I used to be very critical and judgmental of other people. Everyone was out to fuck with me. No one pulled their own weight. Everyone was stupid and uninformed. I felt justified but miserable. What I did not realize was that I was also being equally judgmental of myself. That was why I was miserable. I cannot be judgmental of other people without also being judgmental of myself. But when I was in the midst of it I just felt like other people were judging me and that made me resentful.
Second step is being judgmental, acknowledging it and feeling guilty
At some point I realized I was being judgmental. Perhaps I heard someone I respected saying that it was wrong to be judgmental. I internalized that ethic and then when I experienced being judgmental I felt I was bad and wrong.
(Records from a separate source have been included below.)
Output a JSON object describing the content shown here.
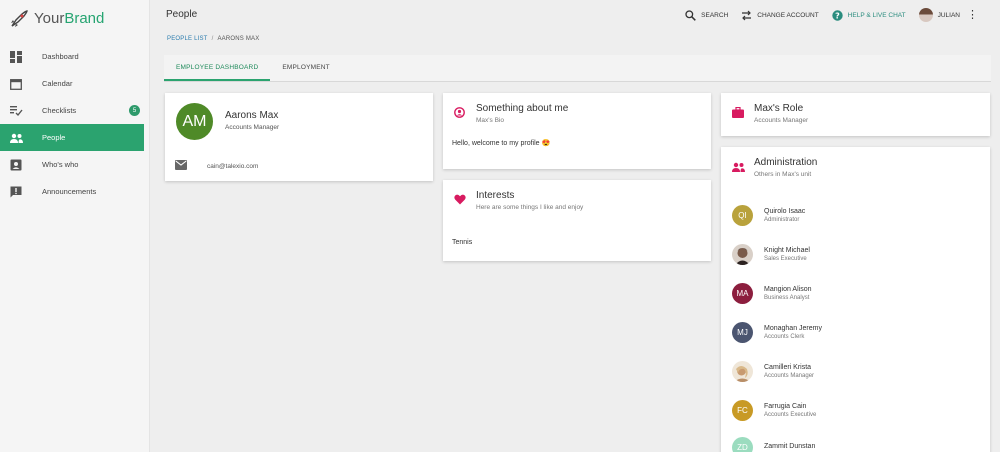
{
  "brand": {
    "name_part1": "Your",
    "name_part2": "Brand"
  },
  "sidebar": {
    "items": [
      {
        "label": "Dashboard"
      },
      {
        "label": "Calendar"
      },
      {
        "label": "Checklists",
        "badge": "5"
      },
      {
        "label": "People"
      },
      {
        "label": "Who's who"
      },
      {
        "label": "Announcements"
      }
    ]
  },
  "header": {
    "title": "People",
    "search": "SEARCH",
    "change_account": "CHANGE ACCOUNT",
    "help": "HELP & LIVE CHAT",
    "user": "JULIAN"
  },
  "breadcrumb": {
    "parent": "PEOPLE LIST",
    "sep": "/",
    "current": "AARONS MAX"
  },
  "tabs": [
    {
      "label": "EMPLOYEE DASHBOARD"
    },
    {
      "label": "EMPLOYMENT"
    }
  ],
  "profile": {
    "initials": "AM",
    "name": "Aarons Max",
    "role": "Accounts Manager",
    "email": "cain@talexio.com"
  },
  "about": {
    "title": "Something about me",
    "subtitle": "Max's Bio",
    "body": "Hello, welcome to my profile 😍"
  },
  "interests": {
    "title": "Interests",
    "subtitle": "Here are some things I like and enjoy",
    "body": "Tennis"
  },
  "role_card": {
    "title": "Max's Role",
    "subtitle": "Accounts Manager"
  },
  "admin": {
    "title": "Administration",
    "subtitle": "Others in Max's unit",
    "members": [
      {
        "initials": "QI",
        "name": "Quirolo Isaac",
        "role": "Administrator",
        "color": "#b9a23c"
      },
      {
        "initials": "",
        "name": "Knight Michael",
        "role": "Sales Executive",
        "color": "#3a2a24"
      },
      {
        "initials": "MA",
        "name": "Mangion Alison",
        "role": "Business Analyst",
        "color": "#8c1e3e"
      },
      {
        "initials": "MJ",
        "name": "Monaghan Jeremy",
        "role": "Accounts Clerk",
        "color": "#4b5570"
      },
      {
        "initials": "",
        "name": "Camilleri Krista",
        "role": "Accounts Manager",
        "color": "#d8b58f"
      },
      {
        "initials": "FC",
        "name": "Farrugia Cain",
        "role": "Accounts Executive",
        "color": "#c89a25"
      },
      {
        "initials": "ZD",
        "name": "Zammit Dunstan",
        "role": "",
        "color": "#9bdcbf"
      }
    ]
  },
  "colors": {
    "accent": "#2ba36f",
    "help": "#2a8c7e",
    "pink": "#d81b60"
  }
}
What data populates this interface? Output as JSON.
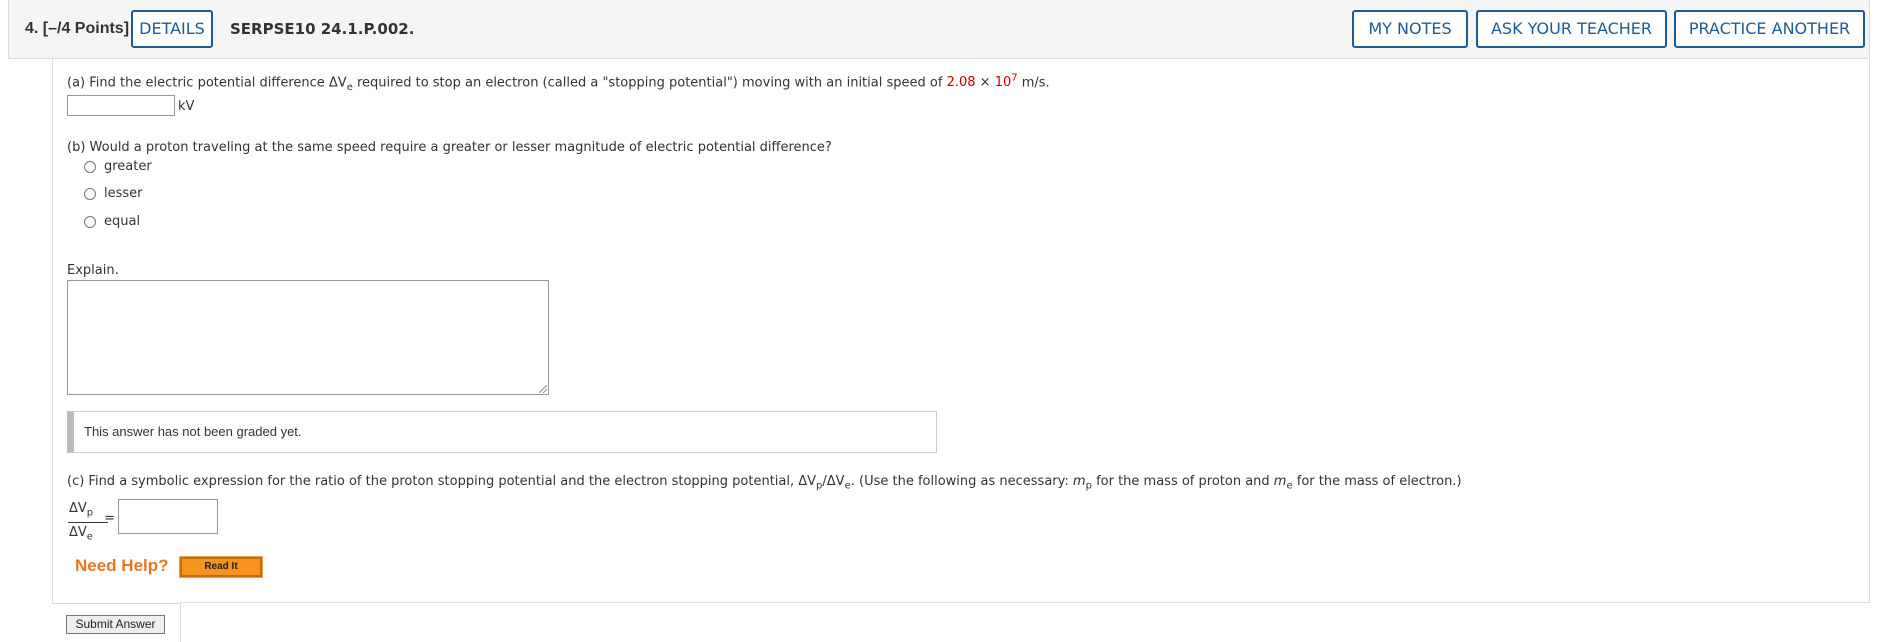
{
  "header": {
    "question_number": "4.  [–/4 Points]",
    "details_label": "DETAILS",
    "question_id": "SERPSE10 24.1.P.002.",
    "my_notes_label": "MY NOTES",
    "ask_teacher_label": "ASK YOUR TEACHER",
    "practice_another_label": "PRACTICE ANOTHER"
  },
  "part_a": {
    "text_1": "(a) Find the electric potential difference ΔV",
    "subscript": "e",
    "text_2": " required to stop an electron (called a \"stopping potential\") moving with an initial speed of ",
    "speed_mantissa": "2.08",
    "times": " × ",
    "speed_base": "10",
    "speed_exp": "7",
    "text_3": " m/s.",
    "unit": "kV",
    "answer_value": ""
  },
  "part_b": {
    "question": "(b) Would a proton traveling at the same speed require a greater or lesser magnitude of electric potential difference?",
    "options": [
      "greater",
      "lesser",
      "equal"
    ],
    "explain_label": "Explain.",
    "explain_value": "",
    "graded_message": "This answer has not been graded yet."
  },
  "part_c": {
    "text_1": "(c) Find a symbolic expression for the ratio of the proton stopping potential and the electron stopping potential, ΔV",
    "sub_p": "p",
    "slash": "/ΔV",
    "sub_e": "e",
    "text_2": ". (Use the following as necessary: ",
    "m_p": "m",
    "text_3": " for the mass of proton and ",
    "m_e": "m",
    "text_4": " for the mass of electron.)",
    "frac_num": "ΔV",
    "frac_num_sub": "p",
    "frac_den": "ΔV",
    "frac_den_sub": "e",
    "equals": "=",
    "answer_value": ""
  },
  "help": {
    "need_help_label": "Need Help?",
    "read_it_label": "Read It"
  },
  "submit_label": "Submit Answer",
  "colors": {
    "accent_blue": "#1d5c92",
    "highlight_red": "#cc0000",
    "help_orange": "#e87722",
    "read_it_orange": "#f7941d"
  }
}
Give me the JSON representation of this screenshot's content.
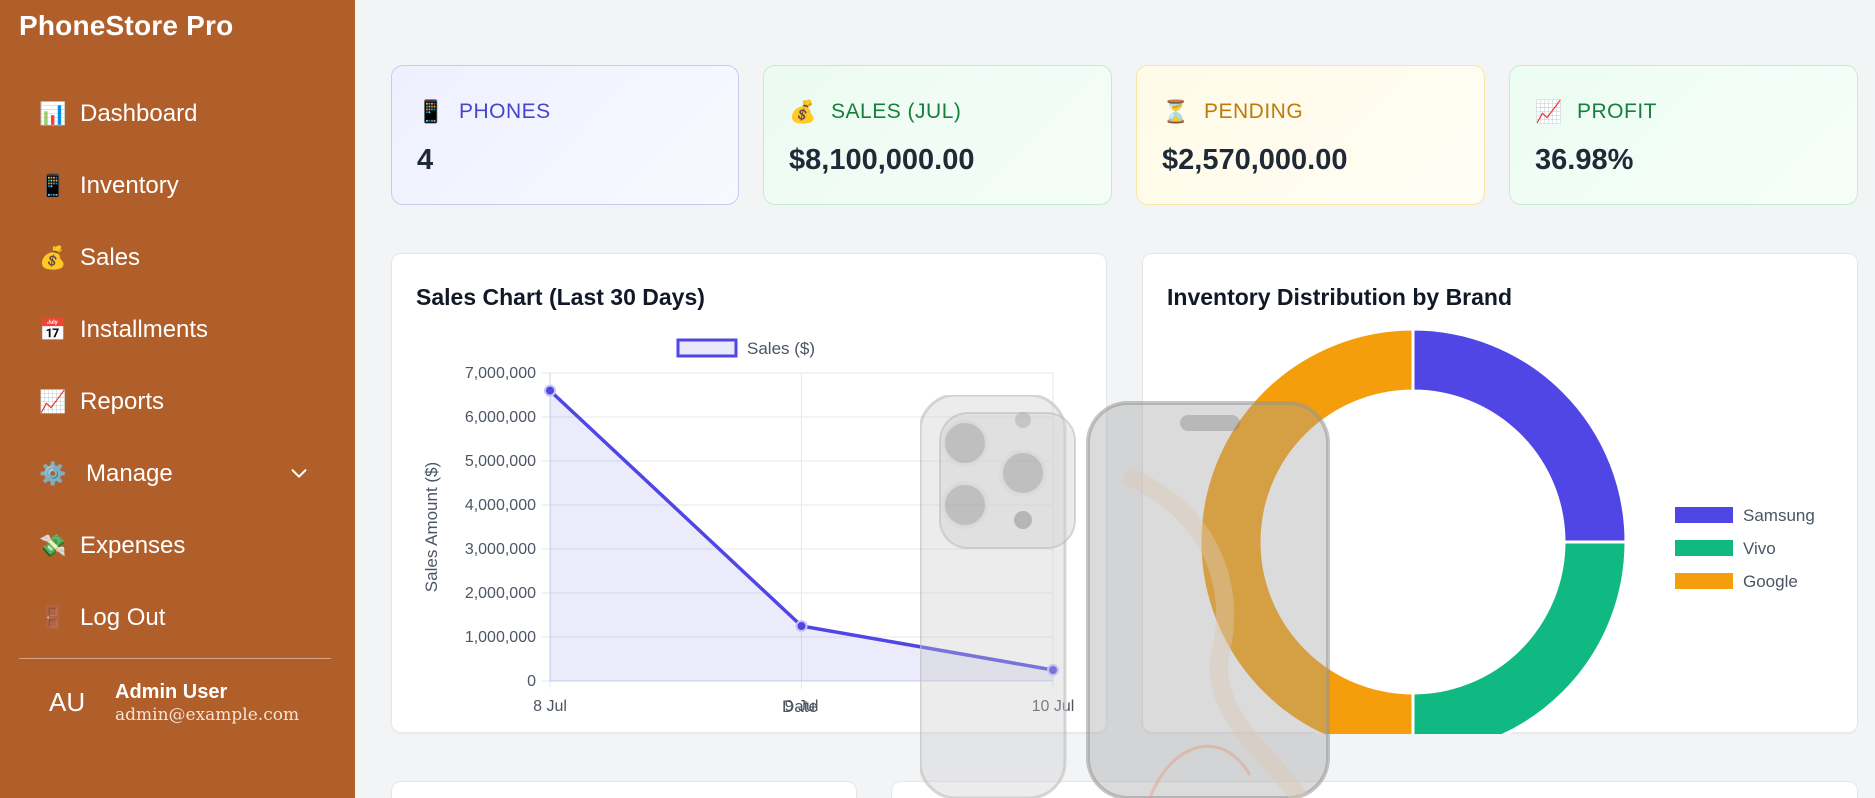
{
  "app": {
    "title": "PhoneStore Pro"
  },
  "sidebar": {
    "items": [
      {
        "label": "Dashboard",
        "icon": "bar-chart-icon",
        "glyph": "📊"
      },
      {
        "label": "Inventory",
        "icon": "phone-icon",
        "glyph": "📱"
      },
      {
        "label": "Sales",
        "icon": "money-bag-icon",
        "glyph": "💰"
      },
      {
        "label": "Installments",
        "icon": "calendar-icon",
        "glyph": "📅"
      },
      {
        "label": "Reports",
        "icon": "trend-chart-icon",
        "glyph": "📈"
      },
      {
        "label": "Manage",
        "icon": "gear-icon",
        "glyph": "⚙️"
      },
      {
        "label": "Expenses",
        "icon": "flying-money-icon",
        "glyph": "💸"
      },
      {
        "label": "Log Out",
        "icon": "door-icon",
        "glyph": "🚪"
      }
    ],
    "user": {
      "initials": "AU",
      "name": "Admin User",
      "email": "admin@example.com"
    }
  },
  "stats": [
    {
      "label": "PHONES",
      "value": "4",
      "icon": "phone-icon",
      "glyph": "📱"
    },
    {
      "label": "SALES (JUL)",
      "value": "$8,100,000.00",
      "icon": "money-bag-icon",
      "glyph": "💰"
    },
    {
      "label": "PENDING",
      "value": "$2,570,000.00",
      "icon": "hourglass-icon",
      "glyph": "⏳"
    },
    {
      "label": "PROFIT",
      "value": "36.98%",
      "icon": "trend-chart-icon",
      "glyph": "📈"
    }
  ],
  "panels": {
    "sales_title": "Sales Chart (Last 30 Days)",
    "inventory_title": "Inventory Distribution by Brand"
  },
  "colors": {
    "sidebar": "#b05e2a",
    "sales_line": "#4f46e5",
    "samsung": "#4f46e5",
    "vivo": "#10b981",
    "google": "#f59e0b"
  },
  "chart_data": [
    {
      "type": "line",
      "title": "",
      "xlabel": "Date",
      "ylabel": "Sales Amount ($)",
      "x": [
        "8 Jul",
        "9 Jul",
        "10 Jul"
      ],
      "series": [
        {
          "name": "Sales ($)",
          "values": [
            6600000,
            1250000,
            250000
          ]
        }
      ],
      "ylim": [
        0,
        7000000
      ],
      "yticks": [
        "0",
        "1,000,000",
        "2,000,000",
        "3,000,000",
        "4,000,000",
        "5,000,000",
        "6,000,000",
        "7,000,000"
      ],
      "grid": true,
      "legend": "top"
    },
    {
      "type": "pie",
      "title": "",
      "labels": [
        "Samsung",
        "Vivo",
        "Google"
      ],
      "values": [
        1,
        1,
        2
      ],
      "donut": true,
      "legend": "right"
    }
  ]
}
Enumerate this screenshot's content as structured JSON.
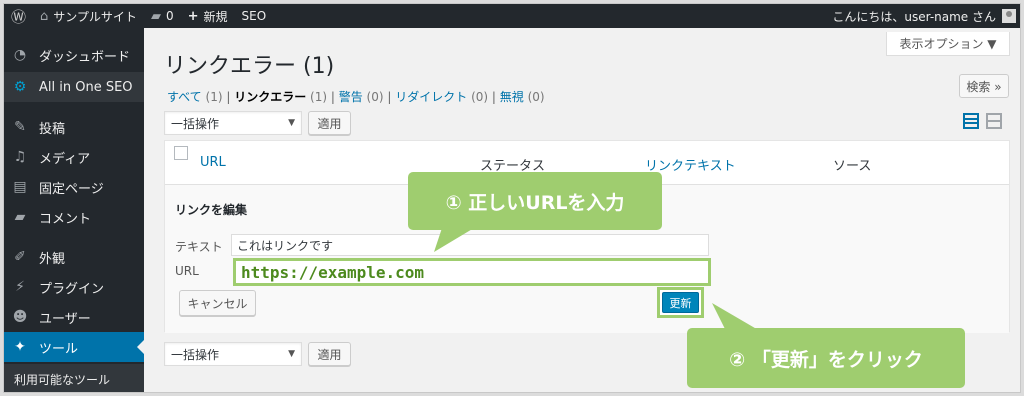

This state of affairs is more evolved than the first step, however, it is also more painful. At this stage I was doubly judgmental. I was judgmental of others and then judgmental of myself for being judgmental. This also resulted in me feeling resentful.
Third step is being judgmental, acknowledging it but not judging yourself for it
At some point the negative feelings associated with judging myself became too much to endure. Through Gestalt therapy I learned that did not have to constantly judge myself. I recognized that I judged other people but I did not have to judge myself for it. This broke the chain of shame that lead to resentment and depression.
Fourth step is being judgmental, acknowledging it and then choosing not to be judgmental.
Not judging myself for being judgmental of others allowed me to choose to not be judgmental of others. The judgment would arise, but I could recognize it and choose not to act on it. I am not always successful but I do not need to judge myself for this either. Shame always tries to outflank me. Forgiving myself outflanks shame, it breaks the chain of shame based action.
Alongside this process is learning and accepting where the judgment comes from. For me, it came from the energy I bonded to. I was judged and so I became judgmental. In that respect, being judgmental was not my fault. But if I recognize I am being judgmental and then choose to be judgmental it then becomes my fault.
Shame’s ultimate outflanking maneuver is that there are societal standards that need to be upheld. If these standards are not upheld then society will decline and it will be my fault. And the way I uphold societal standards is to judge those who do not uphold societal standards. If I am not judgmental I am not upholding societal standards and it is my fault for societal decline. In order to outflank shame I must forgive myself for this as well.